My daily Garden Journal, started seven years ago, shows that we've had a freeze the first week of June half the time. A section in our local newspaper lists stories from 130, 100, 50, 20 and 10 years ago. Today's paper says ten years ago, a five-inch June snowfall knocked out power to 9,000 homes. I know lots of places have gardens up and going full-speed, but around here cold-season crops are the only thing ready to harvest.
With this dressing, I like a salad of just spinach leaves, some very thin slices of a mild red onion, and sliced fresh button mushrooms.
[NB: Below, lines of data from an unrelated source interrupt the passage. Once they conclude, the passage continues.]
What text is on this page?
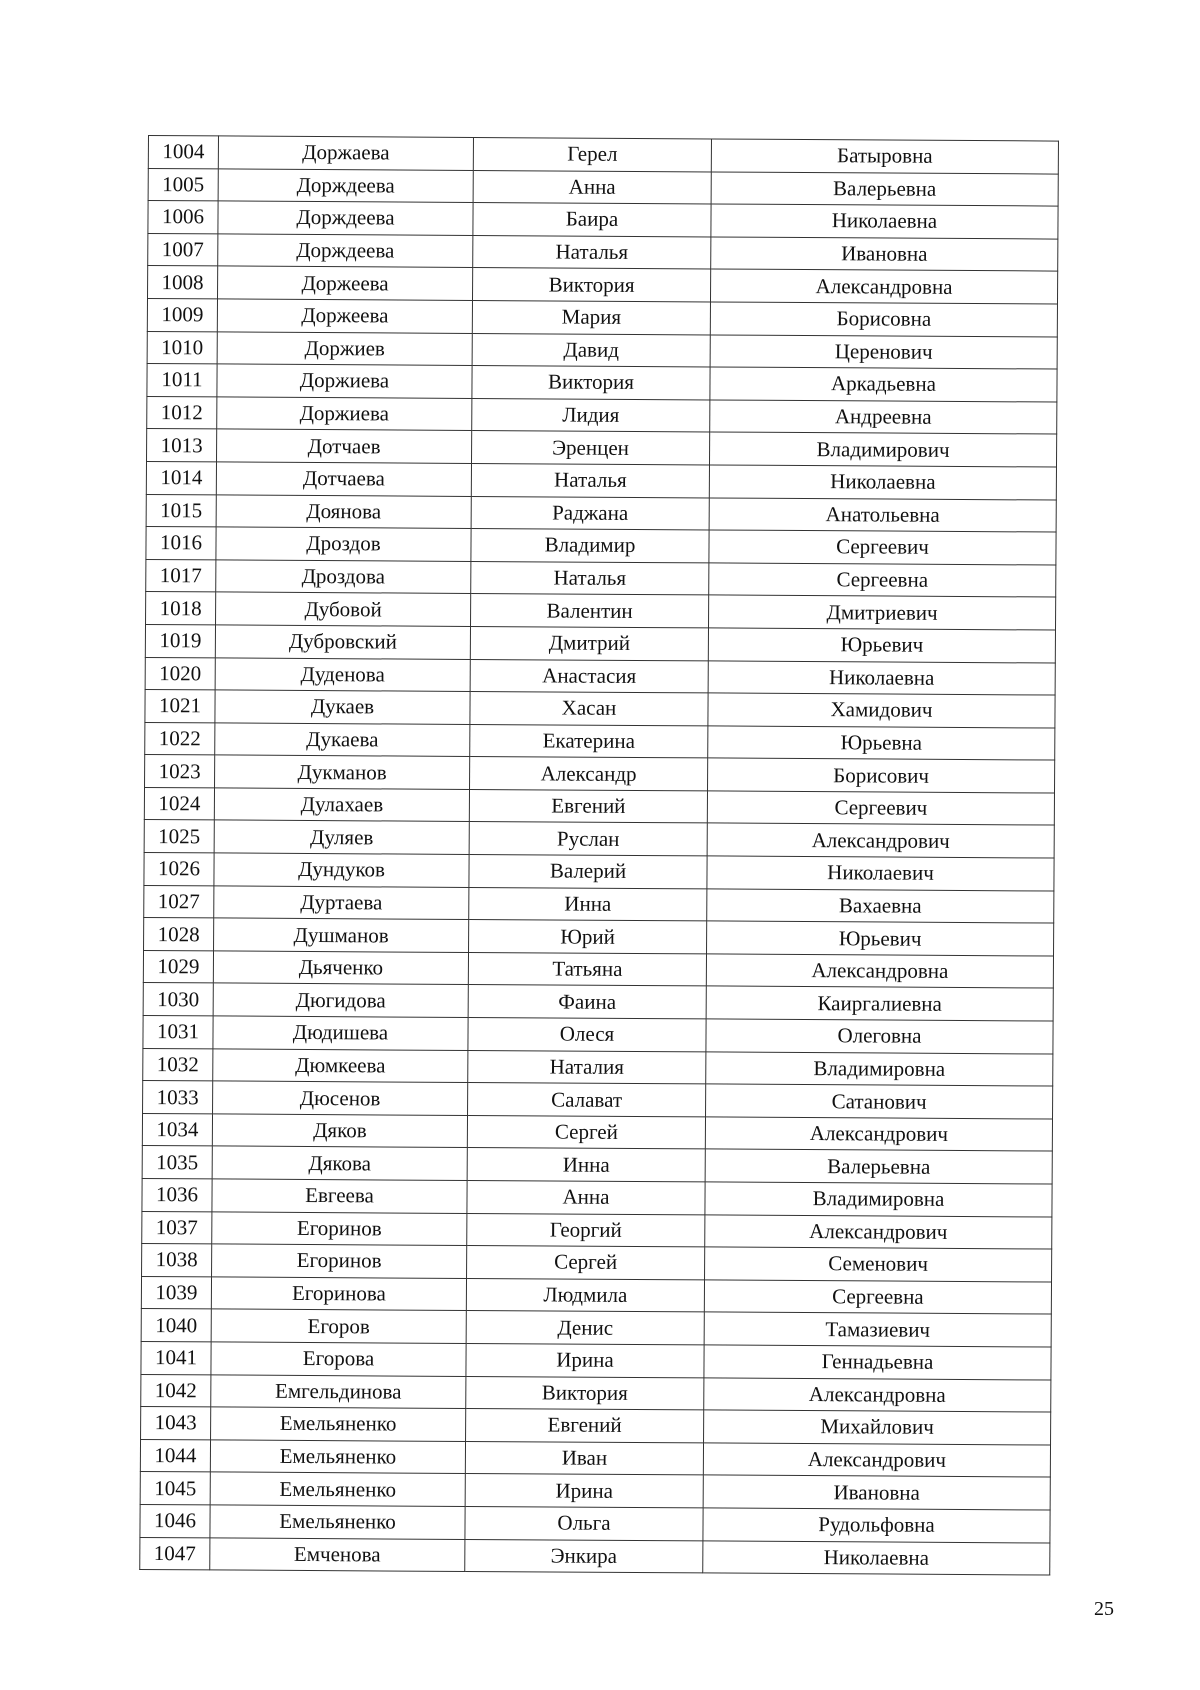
1004	Доржаева	Герел	Батыровна
1005	Дорждеева	Анна	Валерьевна
1006	Дорждеева	Баира	Николаевна
1007	Дорждеева	Наталья	Ивановна
1008	Доржеева	Виктория	Александровна
1009	Доржеева	Мария	Борисовна
1010	Доржиев	Давид	Церенович
1011	Доржиева	Виктория	Аркадьевна
1012	Доржиева	Лидия	Андреевна
1013	Дотчаев	Эренцен	Владимирович
1014	Дотчаева	Наталья	Николаевна
1015	Доянова	Раджана	Анатольевна
1016	Дроздов	Владимир	Сергеевич
1017	Дроздова	Наталья	Сергеевна
1018	Дубовой	Валентин	Дмитриевич
1019	Дубровский	Дмитрий	Юрьевич
1020	Дуденова	Анастасия	Николаевна
1021	Дукаев	Хасан	Хамидович
1022	Дукаева	Екатерина	Юрьевна
1023	Дукманов	Александр	Борисович
1024	Дулахаев	Евгений	Сергеевич
1025	Дуляев	Руслан	Александрович
1026	Дундуков	Валерий	Николаевич
1027	Дуртаева	Инна	Вахаевна
1028	Душманов	Юрий	Юрьевич
1029	Дьяченко	Татьяна	Александровна
1030	Дюгидова	Фаина	Каиргалиевна
1031	Дюдишева	Олеся	Олеговна
1032	Дюмкеева	Наталия	Владимировна
1033	Дюсенов	Салават	Сатанович
1034	Дяков	Сергей	Александрович
1035	Дякова	Инна	Валерьевна
1036	Евгеева	Анна	Владимировна
1037	Егоринов	Георгий	Александрович
1038	Егоринов	Сергей	Семенович
1039	Егоринова	Людмила	Сергеевна
1040	Егоров	Денис	Тамазиевич
1041	Егорова	Ирина	Геннадьевна
1042	Емгельдинова	Виктория	Александровна
1043	Емельяненко	Евгений	Михайлович
1044	Емельяненко	Иван	Александрович
1045	Емельяненко	Ирина	Ивановна
1046	Емельяненко	Ольга	Рудольфовна
1047	Емченова	Энкира	Николаевна
25
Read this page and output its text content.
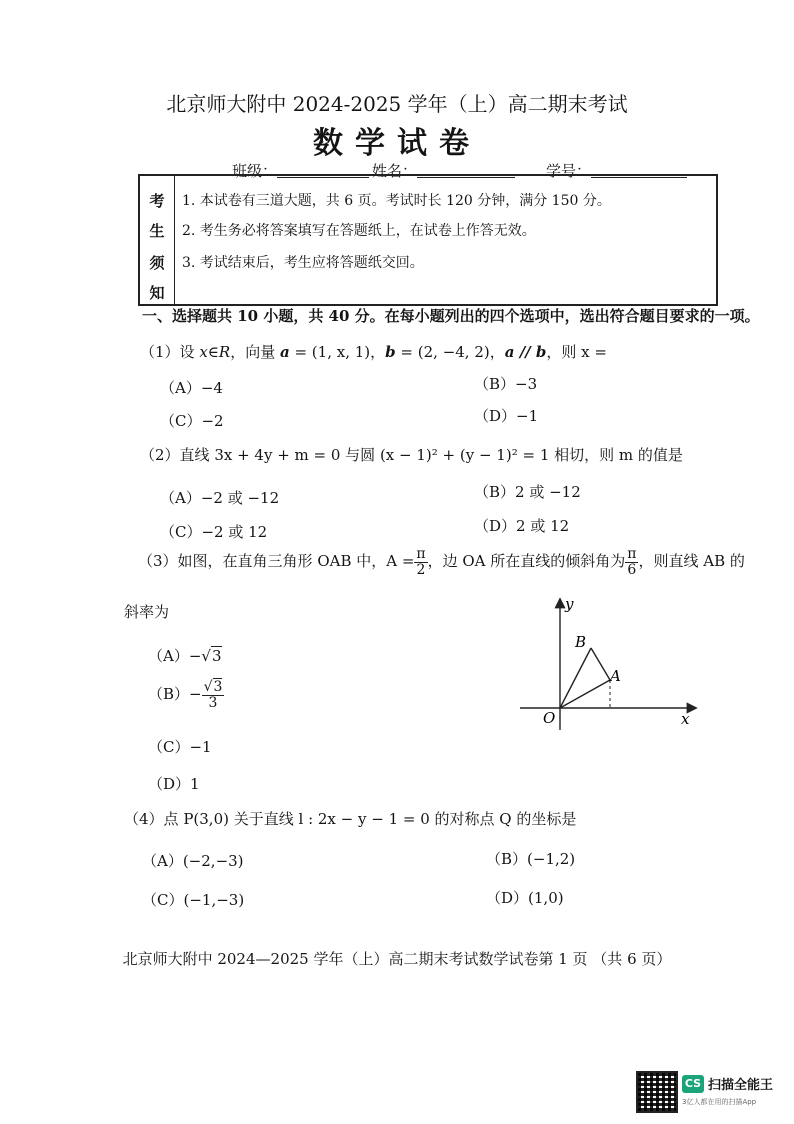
北京师大附中 2024-2025 学年（上）高二期末考试
数学试卷
班级：	姓名：	学号：
考
生
须
知
1. 本试卷有三道大题，共 6 页。考试时长 120 分钟，满分 150 分。
2. 考生务必将答案填写在答题纸上，在试卷上作答无效。
3. 考试结束后，考生应将答题纸交回。
一、选择题共 10 小题，共 40 分。在每小题列出的四个选项中，选出符合题目要求的一项。
（1）设 x∈R，向量 a = (1, x, 1)，b = (2, −4, 2)，a // b，则 x =
（A）−4	（B）−3
（C）−2	（D）−1
（2）直线 3x + 4y + m = 0 与圆 (x − 1)² + (y − 1)² = 1 相切，则 m 的值是
（A）−2 或 −12	（B）2 或 −12
（C）−2 或 12	（D）2 或 12
（3）如图，在直角三角形 OAB 中，$A = \frac{\pi}{2}$ ，边 OA 所在直线的倾斜角为 $\frac{\pi}{6}$ ，则直线 AB 的
斜率为
（A）−√3
$(B)- \frac{√3}{3}$
（C）−1
（D）1
y
x
O
A
B
（4）点 P(3,0) 关于直线 l : 2x − y − 1 = 0 的对称点 Q 的坐标是
（A）(−2,−3)	（B）(−1,2)
（C）(−1,−3)	（D）(1,0)
北京师大附中 2024—2025 学年（上）高二期末考试数学试卷第 1 页 （共 6 页）
CS 扫描全能王
3亿人都在用的扫描App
The egg yolks dissolve when shaken to emulsify the dressing, and the whites will sink to the bottom if the dressing sits for a while. If you're making an individual salad, store the extra dressing in the refrigerator, use within 3 days, and spoon the dressing on to distribute the whites of the eggs equally.
Egg Dressing for Spinach Salad (makes enough for one family-size salad, or 3-4 individual salads)
½ cup olive oil
3 tablespoons red wine vinegar
1 teaspoon seasoned salt (I use Lawry's)
2 hard-cooked eggs, peeled and chopped into ½" dice
Put everything into a jar with a tight-fitting lid and shake well. It's best to use one with a plastic or enameled lid, to avoid any interaction between the acidic vinegar and a metallic lid. Toss with salad just before serving.
Shortcut Caesar Dressing (makes enough for one family-size salad, or 3-4 individual salads)
1 clove garlic, peeled
¼ cup mayonnaise (if you use non-fat mayo, it makes this a great low-fat dressing)
1 tablespoon vinegar (white, red, balsamic, whatever)
1 tablespoon lemon juice
2 teaspoons olive oil
½ teaspoon anchovy paste (I buy it in a little tube - lasts a couple of seasons)
⅛ teaspoon salt
Finely mince garlic (in a mini food processor if you use one - I don't, so I just smash and mince the garlic and then mix everything else in with a fork). Add the rest of the ingredients and mix until smooth. Can be stored covered in the refrigerator 4-5 days. Toss with lettuce just before serving, add cheese and croutons, and toss again.
3 comments:
I love salad!
My CSA farmer generously gave me a sneak-peak with mountains of greens (bibb, arugula, mesclun, baby spinach, radish greens, and more that I don't even recognize). Combined with the greens from my own garden, and I have been having an enormous salad for lunch every day. I love the mixed greens, such a different flavor in each mouthful. No dressings, but I do enjoy snipping fresh scallion and garlic greens into the salad. This is the time of year for it, before the summer crops come into season and once winter is past. I am inundated now, and I don't mind a bit!
I use an empty spice jar to mix my dressings in, they are the perfect size for just a few servings and both the glass and plastic varieties have plastic lids.